To hear on Sunday September 28 and October 5, 2008, 2 pm till 9 pm:
Clear Dawn: Meditations from Paparoa and Kapiti Island
by Sarah Peebles
Sarah Peebles on 'Clear Dawn':
'Clear Dawn' was inspired by my experiences recording birds in Aotearoa/New Zealand 2004-2005, and in coming together with a wide variety of people whom I met along the way. A traditional Mäori (indigenous peoples) concept shared with me by Gary Millan in Paraparaumu - near Kapiti Island, one of the recording sites - seemed to reflect the essence of my experience while spending focused, long periods of time on the land while recording or in just being. It roughly translates into English as 'that which is just beyond our perception'. This idea is a part of The Mäori legend identifying three concepts of knowledge contained in Ngä kete o te Wänanga (Baskets of Knowledge). According to the legend, the first basket contains ritual chants and prayers, the second basket contains all practical knowledge, and the third basket contains the sources of good and evil. 'That which is just beyond our perception' is a concept from the 3rd Basket. As I explored and transformed my field recordings into new sonic expressions, I was inspired by this concept and also by the poems 'The Long Dream of Waking' and 'A Short Dream of Knowing', penned in 1948 by New Zealand artist Leonard Charles Huia Lye.

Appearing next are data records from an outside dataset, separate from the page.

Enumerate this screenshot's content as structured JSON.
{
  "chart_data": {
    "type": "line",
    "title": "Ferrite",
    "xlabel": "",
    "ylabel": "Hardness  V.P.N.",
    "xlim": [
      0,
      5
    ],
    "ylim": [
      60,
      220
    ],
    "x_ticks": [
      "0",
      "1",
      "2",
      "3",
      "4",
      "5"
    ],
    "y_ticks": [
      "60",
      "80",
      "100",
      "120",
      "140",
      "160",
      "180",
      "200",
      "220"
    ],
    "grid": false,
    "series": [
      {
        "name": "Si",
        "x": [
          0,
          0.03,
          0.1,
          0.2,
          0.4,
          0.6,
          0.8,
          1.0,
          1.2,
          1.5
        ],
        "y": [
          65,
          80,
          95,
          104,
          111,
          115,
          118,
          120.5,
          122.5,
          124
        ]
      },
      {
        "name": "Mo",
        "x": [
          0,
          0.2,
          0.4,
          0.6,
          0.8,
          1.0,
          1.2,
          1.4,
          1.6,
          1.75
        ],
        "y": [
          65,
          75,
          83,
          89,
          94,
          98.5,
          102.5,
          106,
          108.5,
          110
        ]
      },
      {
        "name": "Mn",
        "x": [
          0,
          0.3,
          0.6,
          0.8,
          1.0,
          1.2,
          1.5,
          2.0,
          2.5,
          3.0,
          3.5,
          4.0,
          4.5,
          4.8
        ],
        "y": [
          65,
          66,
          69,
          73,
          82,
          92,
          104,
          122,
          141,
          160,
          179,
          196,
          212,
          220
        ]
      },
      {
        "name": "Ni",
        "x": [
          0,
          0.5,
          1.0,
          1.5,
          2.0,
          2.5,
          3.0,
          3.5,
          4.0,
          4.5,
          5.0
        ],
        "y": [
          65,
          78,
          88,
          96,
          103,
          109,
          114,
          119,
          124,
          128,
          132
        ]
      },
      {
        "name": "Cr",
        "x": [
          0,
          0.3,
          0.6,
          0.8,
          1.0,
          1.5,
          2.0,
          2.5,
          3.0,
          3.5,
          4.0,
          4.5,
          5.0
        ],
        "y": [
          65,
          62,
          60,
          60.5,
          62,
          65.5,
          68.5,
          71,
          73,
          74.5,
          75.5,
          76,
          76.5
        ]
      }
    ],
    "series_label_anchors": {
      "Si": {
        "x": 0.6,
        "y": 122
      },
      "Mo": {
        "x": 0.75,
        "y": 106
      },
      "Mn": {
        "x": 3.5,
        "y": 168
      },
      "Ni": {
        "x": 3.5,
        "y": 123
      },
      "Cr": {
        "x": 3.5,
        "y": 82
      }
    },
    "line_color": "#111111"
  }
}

'Clear Dawn' features transformations of birds I recorded at or near dawn in Paparoa National Park (South Island West coast) and at Kapiti Island (North Island West coast), and, of bees gathered atop and inside glass jugs as recorded from inside the vessels - their wingsvibrating against the glass, causing the containers to ring at their resonant frequencies - recorded with the assistance of Frank Lindsay at Lindsay's
Apiaries, near Wellington. Additionally, de-tuned and digitally processed shoh (Japanese mouth-organ) is elemental to the piece both sonically and conceptually. An instrument of mysterious and ethereal beauty, the shoh has historically been associated in ancient China and Japan as embodying the Phoenix (an auspicious mythical bird) in form and sound, and is still used today in Japan where, among other things, it accompanies deities in their journey to and from the spirit world during Shinto ceremonies. Underpinning these sounds are modulated frogs, recorded at dusk in Singapore while returning to Canada, and processed train sounds en route from Toronto to Montréal. Structurally, this work is a combination of pre-determined, carefully constructed materials, of chance operations involving libraries of sampled sound chosen and mixed by computer via simple algorithms, and of fairly long stretches of ambient recordings of habitat.
Sarah Peebles
is a Toronto-based composer, improviser and installation artist. Her studies have included violin, composition and Japanese traditional musics. Much of her practice focuses on digitally manipulated found sound projected via loudspeakers and/or physical objects, and developing distinct approaches to acoustic and amplified improvisation on the shoh, the Japanese mouth-organ used in gagaku.